Marick's Missing Manifesto

Commentary on The Art of Agile Development's Go! sub-chapter.

Brian Marick is right. Joy, Ease, (Self-)Discipline, and Skill are the missing elements of the Agile Manifesto.

In the early days, the joke was, "XP is like teenage sex. Everybody's talking about it... but nobody's doing it." There weren't a lot of people using XP or agile development, but the ones who were got really fired up about it. They were seeing big successes, getting very excited, and making nuisances of themselves by telling everybody they met how great it was.

Now, I see a lot more people using agile methods, but the excitement--what Brian Marick calls "Joy"--isn't there any more.

I think that's because the term "agile" is so vague. Anybody can pay lip service to the manifesto and claim to be agile. People are adopting the title without actually changing their work habits. Maybe they're tossing on a layer of monthly or biweekly planning, daily meetings, and calling it "Scrum." (It's not.)

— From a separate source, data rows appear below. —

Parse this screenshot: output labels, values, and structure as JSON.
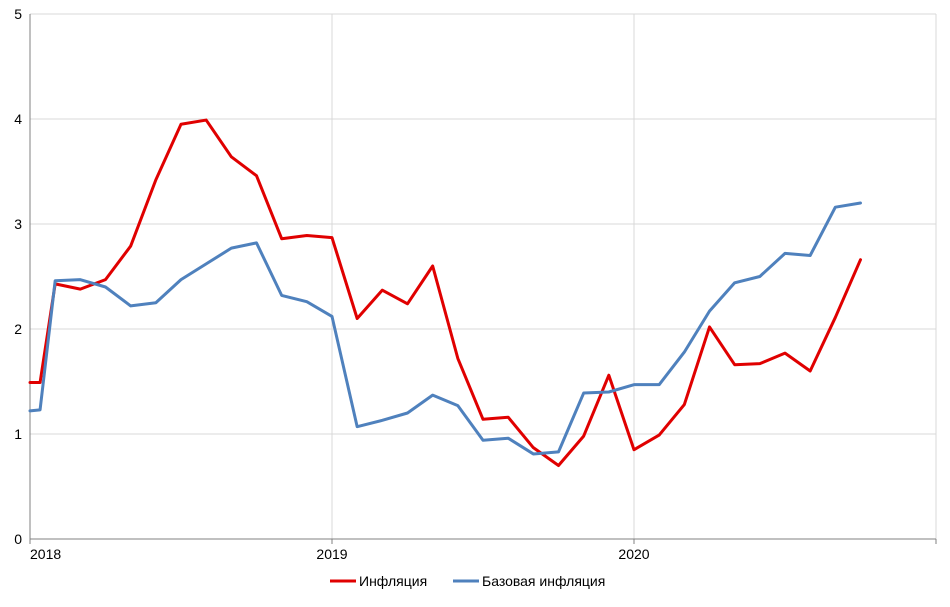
{
  "chart_data": {
    "type": "line",
    "title": "",
    "xlabel": "",
    "ylabel": "",
    "ylim": [
      0,
      5
    ],
    "yticks": [
      "0",
      "1",
      "2",
      "3",
      "4",
      "5"
    ],
    "xlim": [
      0,
      36
    ],
    "xticks": [
      {
        "label": "2018",
        "x": 0
      },
      {
        "label": "2019",
        "x": 12
      },
      {
        "label": "2020",
        "x": 24
      }
    ],
    "grid": true,
    "legend_position": "bottom",
    "series": [
      {
        "name": "Инфляция",
        "color": "#e00000",
        "points": [
          [
            0,
            1.49
          ],
          [
            0.4,
            1.49
          ],
          [
            1,
            2.43
          ],
          [
            2,
            2.38
          ],
          [
            3,
            2.47
          ],
          [
            4,
            2.79
          ],
          [
            5,
            3.42
          ],
          [
            6,
            3.95
          ],
          [
            7,
            3.99
          ],
          [
            8,
            3.64
          ],
          [
            9,
            3.46
          ],
          [
            10,
            2.86
          ],
          [
            11,
            2.89
          ],
          [
            12,
            2.87
          ],
          [
            13,
            2.1
          ],
          [
            14,
            2.37
          ],
          [
            15,
            2.24
          ],
          [
            16,
            2.6
          ],
          [
            17,
            1.72
          ],
          [
            18,
            1.14
          ],
          [
            19,
            1.16
          ],
          [
            20,
            0.87
          ],
          [
            21,
            0.7
          ],
          [
            22,
            0.98
          ],
          [
            23,
            1.56
          ],
          [
            24,
            0.85
          ],
          [
            25,
            0.99
          ],
          [
            26,
            1.28
          ],
          [
            27,
            2.02
          ],
          [
            28,
            1.66
          ],
          [
            29,
            1.67
          ],
          [
            30,
            1.77
          ],
          [
            31,
            1.6
          ],
          [
            32,
            2.11
          ],
          [
            33,
            2.66
          ]
        ]
      },
      {
        "name": "Базовая инфляция",
        "color": "#4f81bd",
        "points": [
          [
            0,
            1.22
          ],
          [
            0.4,
            1.23
          ],
          [
            1,
            2.46
          ],
          [
            2,
            2.47
          ],
          [
            3,
            2.4
          ],
          [
            4,
            2.22
          ],
          [
            5,
            2.25
          ],
          [
            6,
            2.47
          ],
          [
            7,
            2.62
          ],
          [
            8,
            2.77
          ],
          [
            9,
            2.82
          ],
          [
            10,
            2.32
          ],
          [
            11,
            2.26
          ],
          [
            12,
            2.12
          ],
          [
            13,
            1.07
          ],
          [
            14,
            1.13
          ],
          [
            15,
            1.2
          ],
          [
            16,
            1.37
          ],
          [
            17,
            1.27
          ],
          [
            18,
            0.94
          ],
          [
            19,
            0.96
          ],
          [
            20,
            0.81
          ],
          [
            21,
            0.83
          ],
          [
            22,
            1.39
          ],
          [
            23,
            1.4
          ],
          [
            24,
            1.47
          ],
          [
            25,
            1.47
          ],
          [
            26,
            1.78
          ],
          [
            27,
            2.17
          ],
          [
            28,
            2.44
          ],
          [
            29,
            2.5
          ],
          [
            30,
            2.72
          ],
          [
            31,
            2.7
          ],
          [
            32,
            3.16
          ],
          [
            33,
            3.2
          ]
        ]
      }
    ]
  }
}
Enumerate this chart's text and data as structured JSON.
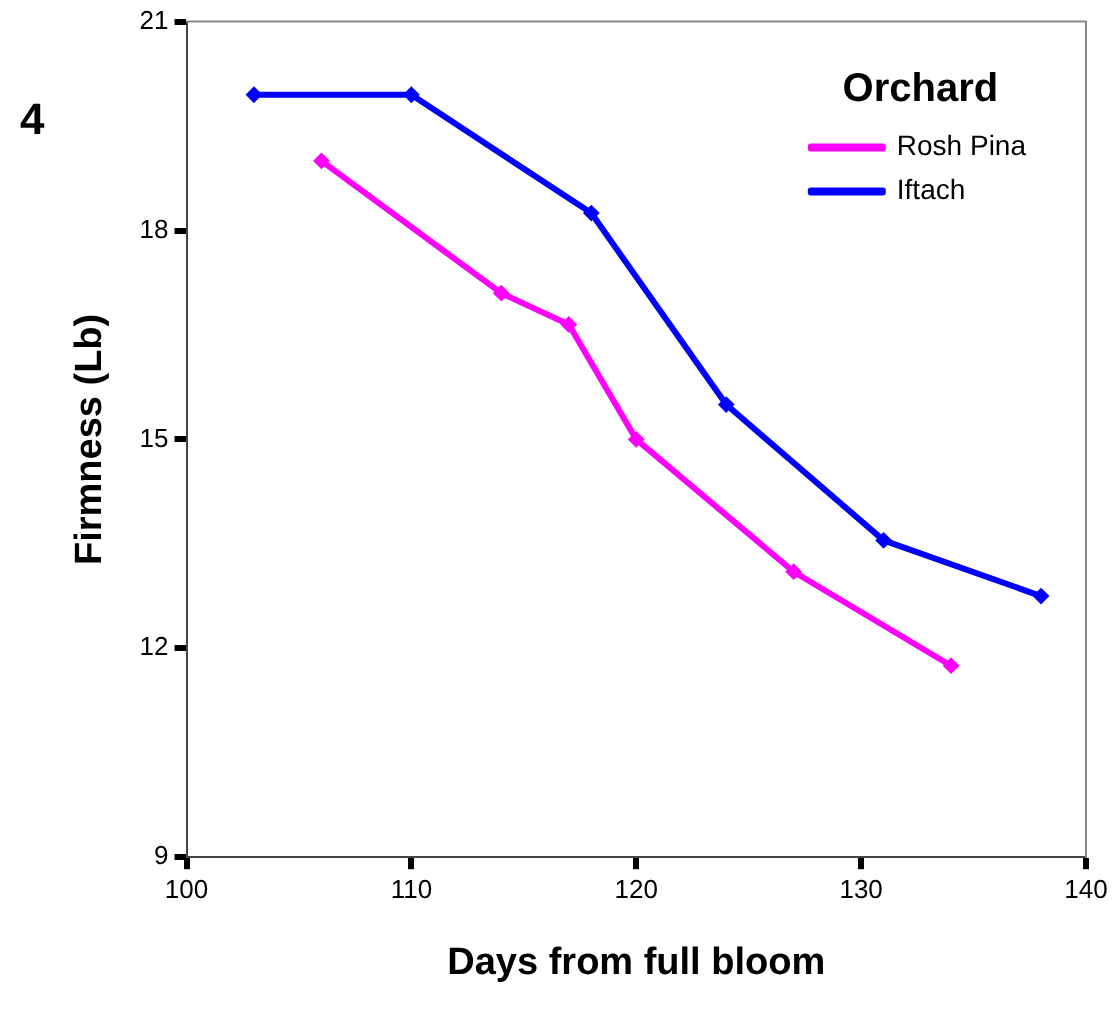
{
  "chart_data": {
    "type": "line",
    "xlabel": "Days from full bloom",
    "ylabel": "Firmness (Lb)",
    "legend_title": "Orchard",
    "annotations": [
      "4"
    ],
    "xlim": [
      100,
      140
    ],
    "xticks": [
      100,
      110,
      120,
      130,
      140
    ],
    "ylim": [
      9,
      21
    ],
    "yticks": [
      9,
      12,
      15,
      18,
      21
    ],
    "grid": false,
    "legend": "top right",
    "marker": "diamond",
    "line_style": "solid",
    "series": [
      {
        "name": "Rosh Pina",
        "color": "#ff00ff",
        "x": [
          106,
          114,
          117,
          120,
          127,
          134
        ],
        "values": [
          19.0,
          17.1,
          16.65,
          15.0,
          13.1,
          11.75
        ]
      },
      {
        "name": "Iftach",
        "color": "#0000ff",
        "x": [
          103,
          110,
          118,
          124,
          131,
          138
        ],
        "values": [
          19.95,
          19.95,
          18.25,
          15.5,
          13.55,
          12.75
        ]
      }
    ]
  }
}
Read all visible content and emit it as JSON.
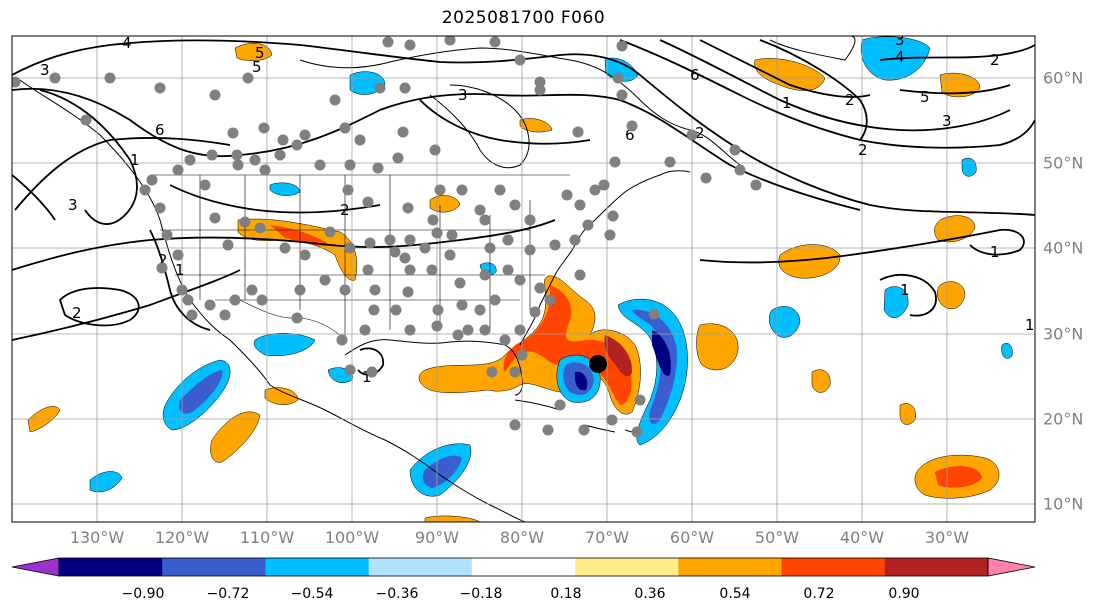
{
  "title": "2025081700 F060",
  "longitude_labels": [
    "130°W",
    "120°W",
    "110°W",
    "100°W",
    "90°W",
    "80°W",
    "70°W",
    "60°W",
    "50°W",
    "40°W",
    "30°W"
  ],
  "latitude_labels": [
    "60°N",
    "50°N",
    "40°N",
    "30°N",
    "20°N",
    "10°N"
  ],
  "colorbar": {
    "tick_labels": [
      "−0.90",
      "−0.72",
      "−0.54",
      "−0.36",
      "−0.18",
      "0.18",
      "0.36",
      "0.54",
      "0.72",
      "0.90"
    ],
    "colors": [
      "#9a32cd",
      "#000080",
      "#3a5fcd",
      "#00bfff",
      "#b0e2ff",
      "#ffffff",
      "#ffec8b",
      "#ffa500",
      "#ff4500",
      "#b22222",
      "#ff82ab"
    ]
  },
  "contour_labels": [
    "3",
    "6",
    "4",
    "3",
    "5",
    "5",
    "6",
    "2",
    "3",
    "1",
    "3",
    "2",
    "2",
    "6",
    "1",
    "2",
    "4",
    "5",
    "3",
    "2",
    "1",
    "2",
    "2",
    "1",
    "1",
    "1",
    "1"
  ],
  "marker_colors": {
    "station": "#808080",
    "center": "#000000"
  }
}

I'd like to see more rigor in people's practice of agile development. If you're going to use Scrum, don't just give it lip-service... take it seriously! Make a real commitment to a Sprint Goal, really give the team authority over its work, really hold the team accountable for delivering on the goal at the end of the Sprint. Similarly, if you're going to use XP, really use pair programming for everything, really form a cross-functional team, and really get everybody into the same room.

I might be fighting against human nature here. Every message gets diluted as it spreads. Gerald Weinberg calls this "The Law of Raspberry Jam: the broader you spread it, the thinner it gets." So perhaps it's the fate of agile development to become diluted and wishy-washy.

I hope not, though. If you really want to be successful with agile--if you want to experience Joy at work--you have to make real changes. Those changes will probably be painful. It's worth it. Join us.